Kratzen, Beißen und Treten

Wie Patienten zuweilen mit Mitarbeitern im Gesundheitswesen umgehen.
Wien. Nach Angaben der Europäischen Union sind 5 Prozent der Mitarbeiter in Gesundheitsberufen – das ist immerhin jede zwanzigste Person – der einen oder anderen Form von Gewalt ausgesetzt: Kratzen, Beißen oder Treten sind offenbar an der Tagesordnung, wenn Patienten mit Ärzten und Pflegepersonal kommunizieren, ganz zu schweigen von verbalen Attacken. Alarmierend ist auch, dass Betroffene oft meinen, Gewalt im Gesundheitswesen sei ein übliches Jobrisiko. Die Plattform Patientensicherheit hat daher das Thema der körperlichen Sicherheit von Mitarbeitern und Patienten kürzlich mit namhaften Experten diskutiert.
Emotionen
Gewalt gegen das Personal medizinischer Einrichtungen wird längst nicht mehr nur in Notaufnahmen oder im Zusammenhang mit psychiatrischen Patienten beobachtet. Denn Patienten oder Angehörige im Krankenhausumfeld sind fast immer in einer emotionalen Ausnahmesituation. „Wenn Angst, Unsicherheit oder Hilflosigkeit auf scheinbar mangelnde Fürsorge und Hilfsbereitschaft treffen, sind Missverständnisse vorprogrammiert und sie führen nicht selten zu Gewalt in Form von körperlichen oder verbalen Attacken“, sind sich die Expertinnen Dr. Maria Kletecka-Pulker, Geschäftsführerin der Plattform Patientensicherheit, und Ursula Frohner, Präsidentin des Österreichischen Gesundheits- und Krankenpflegeverbands, einig. Die angespannten Situationen in den Krankenhäusern mit Zeitdruck sowie hohe Arbeitsbelastung bieten zusätzlichen Nährboden für ein angespanntes Kommunikationsklima.
Frauen häufige Opfer
Studien weisen darauf hin, dass Alkohol und Drogen die Aggressionsbereitschaft begünstigen, Gewalt eher von Männern ausgeht und Frauen häufig Opfer werden. „Eine Umfrage bei Mitarbeitern in Notaufnahmen zeigt, dass 58 Prozent der Befragten bereits Erfahrung mit verbaler Bedrohung haben, 24 Prozent mit Schlägen und 2 Prozent mit Stich- und Schusswaffen. Immerhin fühlt sich etwa ein Drittel des Personals auf diese Situation nur schlecht vorbereitet, und 8 Prozent wurden nach einem Gewaltereignis auch nicht ausreichend vonseiten des Arbeitgebers unterstützt“, erklärt Prof. Dr. Peter Gausmann, Geschäftsführer der Gesellschaft für Risikoberatung.

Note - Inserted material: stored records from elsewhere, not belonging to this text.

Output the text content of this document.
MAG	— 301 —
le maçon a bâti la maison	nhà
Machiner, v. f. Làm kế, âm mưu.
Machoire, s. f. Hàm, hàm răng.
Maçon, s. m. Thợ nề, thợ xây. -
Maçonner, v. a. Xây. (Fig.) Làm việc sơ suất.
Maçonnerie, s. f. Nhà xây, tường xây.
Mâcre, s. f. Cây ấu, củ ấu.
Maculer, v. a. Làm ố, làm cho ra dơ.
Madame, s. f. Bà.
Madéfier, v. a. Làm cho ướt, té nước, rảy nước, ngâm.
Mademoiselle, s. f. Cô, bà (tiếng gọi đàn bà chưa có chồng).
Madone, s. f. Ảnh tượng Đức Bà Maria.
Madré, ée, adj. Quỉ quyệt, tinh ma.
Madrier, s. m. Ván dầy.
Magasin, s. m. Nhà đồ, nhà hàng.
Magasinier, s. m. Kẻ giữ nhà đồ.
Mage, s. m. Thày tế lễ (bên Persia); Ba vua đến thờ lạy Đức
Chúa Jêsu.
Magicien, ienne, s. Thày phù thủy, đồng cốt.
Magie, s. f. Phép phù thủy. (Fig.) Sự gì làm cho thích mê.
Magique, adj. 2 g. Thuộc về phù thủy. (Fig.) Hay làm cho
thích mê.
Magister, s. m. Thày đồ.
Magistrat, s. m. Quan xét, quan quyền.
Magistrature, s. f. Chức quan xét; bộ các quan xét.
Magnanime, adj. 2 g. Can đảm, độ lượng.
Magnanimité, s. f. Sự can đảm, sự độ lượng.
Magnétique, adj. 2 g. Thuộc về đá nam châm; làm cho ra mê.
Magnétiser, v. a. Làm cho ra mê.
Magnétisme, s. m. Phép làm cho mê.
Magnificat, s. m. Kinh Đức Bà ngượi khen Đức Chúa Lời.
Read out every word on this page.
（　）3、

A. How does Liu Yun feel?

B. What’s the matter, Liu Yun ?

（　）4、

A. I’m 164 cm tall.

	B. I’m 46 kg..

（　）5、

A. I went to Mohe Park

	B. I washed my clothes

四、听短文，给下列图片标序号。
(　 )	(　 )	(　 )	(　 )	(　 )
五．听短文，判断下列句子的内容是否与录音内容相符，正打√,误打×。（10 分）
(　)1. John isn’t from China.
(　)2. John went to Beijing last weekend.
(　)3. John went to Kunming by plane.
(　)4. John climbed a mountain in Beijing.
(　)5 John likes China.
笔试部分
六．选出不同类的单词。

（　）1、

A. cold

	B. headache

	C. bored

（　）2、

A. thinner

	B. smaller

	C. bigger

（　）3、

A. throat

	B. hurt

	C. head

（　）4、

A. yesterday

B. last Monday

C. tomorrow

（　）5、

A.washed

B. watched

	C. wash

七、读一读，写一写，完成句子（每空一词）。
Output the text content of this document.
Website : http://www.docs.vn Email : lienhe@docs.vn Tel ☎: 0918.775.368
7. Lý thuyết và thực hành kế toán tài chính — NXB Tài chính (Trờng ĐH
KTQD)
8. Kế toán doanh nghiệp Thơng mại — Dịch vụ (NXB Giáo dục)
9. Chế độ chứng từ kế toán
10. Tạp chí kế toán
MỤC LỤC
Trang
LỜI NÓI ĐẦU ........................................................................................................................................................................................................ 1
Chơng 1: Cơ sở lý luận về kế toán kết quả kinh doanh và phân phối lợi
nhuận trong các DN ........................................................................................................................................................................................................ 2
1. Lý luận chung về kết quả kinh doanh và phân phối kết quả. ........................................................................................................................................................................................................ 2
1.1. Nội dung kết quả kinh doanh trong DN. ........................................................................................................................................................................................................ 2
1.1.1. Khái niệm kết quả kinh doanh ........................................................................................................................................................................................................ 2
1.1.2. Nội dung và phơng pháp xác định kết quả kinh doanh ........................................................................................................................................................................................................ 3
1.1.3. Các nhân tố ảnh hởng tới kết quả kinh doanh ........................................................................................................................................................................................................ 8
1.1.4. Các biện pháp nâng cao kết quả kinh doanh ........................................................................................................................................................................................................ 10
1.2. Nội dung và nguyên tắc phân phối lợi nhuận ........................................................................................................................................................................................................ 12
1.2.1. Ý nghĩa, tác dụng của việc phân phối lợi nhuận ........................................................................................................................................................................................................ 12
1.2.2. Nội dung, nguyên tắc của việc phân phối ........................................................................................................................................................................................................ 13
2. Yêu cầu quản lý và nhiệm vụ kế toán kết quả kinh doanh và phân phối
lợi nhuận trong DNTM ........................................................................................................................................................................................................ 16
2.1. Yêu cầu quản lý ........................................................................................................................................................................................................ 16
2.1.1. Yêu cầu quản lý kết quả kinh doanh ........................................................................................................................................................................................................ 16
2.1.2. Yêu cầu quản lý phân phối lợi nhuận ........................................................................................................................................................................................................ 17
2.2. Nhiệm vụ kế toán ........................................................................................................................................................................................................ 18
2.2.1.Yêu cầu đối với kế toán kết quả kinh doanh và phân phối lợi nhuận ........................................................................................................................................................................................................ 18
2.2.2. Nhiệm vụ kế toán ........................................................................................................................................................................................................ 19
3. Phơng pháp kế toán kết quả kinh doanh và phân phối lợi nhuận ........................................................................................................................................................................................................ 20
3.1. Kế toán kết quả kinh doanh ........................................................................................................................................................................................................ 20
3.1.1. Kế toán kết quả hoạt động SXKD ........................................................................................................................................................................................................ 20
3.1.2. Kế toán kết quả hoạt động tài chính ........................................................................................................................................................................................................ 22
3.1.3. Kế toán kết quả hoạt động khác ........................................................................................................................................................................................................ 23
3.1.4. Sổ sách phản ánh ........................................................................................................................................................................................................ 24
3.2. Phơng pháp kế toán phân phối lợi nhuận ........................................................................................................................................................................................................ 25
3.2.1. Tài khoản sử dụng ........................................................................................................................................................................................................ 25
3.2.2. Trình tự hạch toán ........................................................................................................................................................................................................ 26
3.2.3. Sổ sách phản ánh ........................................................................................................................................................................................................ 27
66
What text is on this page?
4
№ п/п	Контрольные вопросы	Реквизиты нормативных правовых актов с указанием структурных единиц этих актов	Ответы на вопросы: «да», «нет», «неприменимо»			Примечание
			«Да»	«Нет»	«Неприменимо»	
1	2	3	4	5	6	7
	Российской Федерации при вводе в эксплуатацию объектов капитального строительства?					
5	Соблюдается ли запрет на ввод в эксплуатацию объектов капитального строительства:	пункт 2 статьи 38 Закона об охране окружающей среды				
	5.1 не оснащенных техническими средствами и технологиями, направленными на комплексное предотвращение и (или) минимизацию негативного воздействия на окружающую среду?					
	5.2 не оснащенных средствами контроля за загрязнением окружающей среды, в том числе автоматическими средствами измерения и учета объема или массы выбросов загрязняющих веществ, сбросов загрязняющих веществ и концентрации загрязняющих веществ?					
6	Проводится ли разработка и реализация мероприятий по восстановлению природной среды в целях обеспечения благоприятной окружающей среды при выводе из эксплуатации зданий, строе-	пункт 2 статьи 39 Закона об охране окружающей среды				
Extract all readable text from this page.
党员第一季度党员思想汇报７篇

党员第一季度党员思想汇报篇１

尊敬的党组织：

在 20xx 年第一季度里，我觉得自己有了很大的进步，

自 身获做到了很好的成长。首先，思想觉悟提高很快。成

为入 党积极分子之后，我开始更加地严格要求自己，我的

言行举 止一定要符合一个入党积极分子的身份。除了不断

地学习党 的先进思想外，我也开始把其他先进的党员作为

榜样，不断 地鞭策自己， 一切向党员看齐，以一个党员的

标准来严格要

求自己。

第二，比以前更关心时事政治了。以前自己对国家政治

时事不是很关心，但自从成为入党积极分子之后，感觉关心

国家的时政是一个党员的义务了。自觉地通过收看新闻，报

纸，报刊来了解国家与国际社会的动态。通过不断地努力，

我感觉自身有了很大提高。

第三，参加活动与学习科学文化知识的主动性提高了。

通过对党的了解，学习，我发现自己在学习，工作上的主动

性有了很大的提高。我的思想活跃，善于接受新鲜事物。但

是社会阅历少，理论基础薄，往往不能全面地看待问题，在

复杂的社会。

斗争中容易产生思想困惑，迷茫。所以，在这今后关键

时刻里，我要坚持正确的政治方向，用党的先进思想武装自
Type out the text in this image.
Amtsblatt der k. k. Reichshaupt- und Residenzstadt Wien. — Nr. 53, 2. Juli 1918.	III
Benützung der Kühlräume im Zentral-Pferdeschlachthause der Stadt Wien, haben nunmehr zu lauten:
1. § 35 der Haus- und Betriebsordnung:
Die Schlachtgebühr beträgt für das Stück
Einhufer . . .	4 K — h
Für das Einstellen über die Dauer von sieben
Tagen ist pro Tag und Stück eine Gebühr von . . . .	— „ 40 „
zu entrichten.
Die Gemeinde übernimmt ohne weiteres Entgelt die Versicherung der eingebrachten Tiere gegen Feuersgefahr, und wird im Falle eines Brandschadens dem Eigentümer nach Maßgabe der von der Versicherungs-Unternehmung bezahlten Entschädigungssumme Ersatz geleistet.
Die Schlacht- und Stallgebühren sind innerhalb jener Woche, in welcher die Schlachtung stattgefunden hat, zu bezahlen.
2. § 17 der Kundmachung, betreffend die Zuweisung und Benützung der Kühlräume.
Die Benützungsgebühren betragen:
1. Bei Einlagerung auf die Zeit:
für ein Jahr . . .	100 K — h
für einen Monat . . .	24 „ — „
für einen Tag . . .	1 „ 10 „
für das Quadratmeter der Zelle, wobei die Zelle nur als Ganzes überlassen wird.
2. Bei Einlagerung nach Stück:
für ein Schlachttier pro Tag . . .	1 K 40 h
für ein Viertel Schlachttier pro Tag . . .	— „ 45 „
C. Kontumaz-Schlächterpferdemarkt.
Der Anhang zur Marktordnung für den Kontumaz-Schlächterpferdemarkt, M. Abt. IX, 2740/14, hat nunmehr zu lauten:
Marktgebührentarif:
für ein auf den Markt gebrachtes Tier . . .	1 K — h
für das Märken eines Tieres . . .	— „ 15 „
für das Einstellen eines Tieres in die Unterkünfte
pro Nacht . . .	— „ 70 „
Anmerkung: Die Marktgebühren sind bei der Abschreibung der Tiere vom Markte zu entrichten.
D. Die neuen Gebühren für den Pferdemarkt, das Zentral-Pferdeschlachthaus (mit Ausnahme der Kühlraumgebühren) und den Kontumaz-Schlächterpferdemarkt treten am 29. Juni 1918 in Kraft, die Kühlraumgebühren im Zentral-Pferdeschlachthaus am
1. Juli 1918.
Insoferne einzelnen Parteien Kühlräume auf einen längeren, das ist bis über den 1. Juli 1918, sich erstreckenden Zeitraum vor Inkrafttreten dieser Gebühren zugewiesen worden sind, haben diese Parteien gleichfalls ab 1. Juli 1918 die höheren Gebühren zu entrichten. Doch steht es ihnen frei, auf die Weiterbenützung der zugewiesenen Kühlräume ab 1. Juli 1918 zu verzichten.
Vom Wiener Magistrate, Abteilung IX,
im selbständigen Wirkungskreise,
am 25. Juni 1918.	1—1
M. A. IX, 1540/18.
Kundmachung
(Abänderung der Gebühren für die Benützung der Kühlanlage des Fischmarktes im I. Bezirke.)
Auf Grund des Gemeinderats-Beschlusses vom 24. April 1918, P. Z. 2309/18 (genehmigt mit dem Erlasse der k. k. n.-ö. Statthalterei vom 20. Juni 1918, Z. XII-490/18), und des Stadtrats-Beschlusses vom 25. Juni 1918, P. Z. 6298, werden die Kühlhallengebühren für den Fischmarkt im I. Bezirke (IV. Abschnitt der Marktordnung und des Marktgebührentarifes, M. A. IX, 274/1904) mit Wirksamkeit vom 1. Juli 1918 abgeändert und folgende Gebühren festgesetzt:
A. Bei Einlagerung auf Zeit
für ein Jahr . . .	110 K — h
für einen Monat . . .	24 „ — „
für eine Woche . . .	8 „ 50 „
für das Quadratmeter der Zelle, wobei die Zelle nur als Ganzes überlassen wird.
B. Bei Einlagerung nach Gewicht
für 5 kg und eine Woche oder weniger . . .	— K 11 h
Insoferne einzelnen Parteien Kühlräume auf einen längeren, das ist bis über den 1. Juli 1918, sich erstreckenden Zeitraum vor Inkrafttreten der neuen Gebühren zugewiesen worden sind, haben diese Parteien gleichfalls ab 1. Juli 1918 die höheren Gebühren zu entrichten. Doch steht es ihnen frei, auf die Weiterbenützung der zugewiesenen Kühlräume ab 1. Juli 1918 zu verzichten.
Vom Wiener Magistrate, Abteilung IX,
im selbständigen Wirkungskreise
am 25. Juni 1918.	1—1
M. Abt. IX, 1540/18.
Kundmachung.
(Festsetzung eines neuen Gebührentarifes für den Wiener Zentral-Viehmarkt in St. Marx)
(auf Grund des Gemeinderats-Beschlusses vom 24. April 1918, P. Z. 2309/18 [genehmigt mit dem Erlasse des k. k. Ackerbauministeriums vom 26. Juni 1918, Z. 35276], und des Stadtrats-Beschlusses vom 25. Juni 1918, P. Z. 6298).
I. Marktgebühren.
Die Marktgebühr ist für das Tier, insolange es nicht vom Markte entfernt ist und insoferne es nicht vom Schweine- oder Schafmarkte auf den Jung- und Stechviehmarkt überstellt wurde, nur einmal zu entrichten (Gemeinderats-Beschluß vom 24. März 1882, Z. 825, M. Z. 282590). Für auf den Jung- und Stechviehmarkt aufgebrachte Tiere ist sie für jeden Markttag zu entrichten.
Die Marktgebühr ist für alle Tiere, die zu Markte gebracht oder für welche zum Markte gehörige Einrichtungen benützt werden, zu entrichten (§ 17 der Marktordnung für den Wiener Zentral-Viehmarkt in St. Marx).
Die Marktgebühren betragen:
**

Auch im Rettungsdienst sind Mitarbeiter überzeugt, dass verbale Gewalt und gewalttätige Übergriffe zum Jobprofil gehören. Meldungen an den Arbeitgeber oder gar Anzeigen werden meist unterlassen, weil die Betroffenen diesen Ereignissen keine Bedeutung beimessen oder nicht ausreichend über die Meldemöglichkeiten informiert sind. „Aufklärungs- und Handlungsbedarf sind dringend“, meint Kletecka-Pulker dazu.
Erste Sofortmaßnahmen
Neben einer Checkliste, die zum Download auf www.plattformpatientensicherheit.at oder als Einsteckkarte zur Verfügung stehen wird, wurde auch ein Folder zur „Kommunikation nach einem Zwischenfall“ erstellt. Hier wird anschaulich und mit Beispielen aus der Praxis erklärt, wie Missverständnisse und eine Eskalation von unerwünschten Ereignissen vermieden werden können. Damit soll Mitarbeitern im Gesundheitswesen Mut gemacht werden, Missgeschicke offen einzugestehen und Verbesserungen zu ermöglichen. Zudem wird sich die Plattform Patientensicherheit weiterhin aktiv für mehr Bewusstseinsbildung zu diesem Thema einsetzen: „Wir wollen die Gesundheitseinrichtungen bei der Umsetzung von personalbezogenen, organisatorischen und patientenbezogenen Maßnahmen aktiv unterstützen und fordern dringend ein Gesamtkonzept“, betont die Geschäftsführerin der Plattform. Damit die Handlungssicherheit bei der Ausübung der medizinischen und pflegerischen Tätigkeiten wieder gegeben ist, gehört auch die Öffentlichkeit sensibilisiert.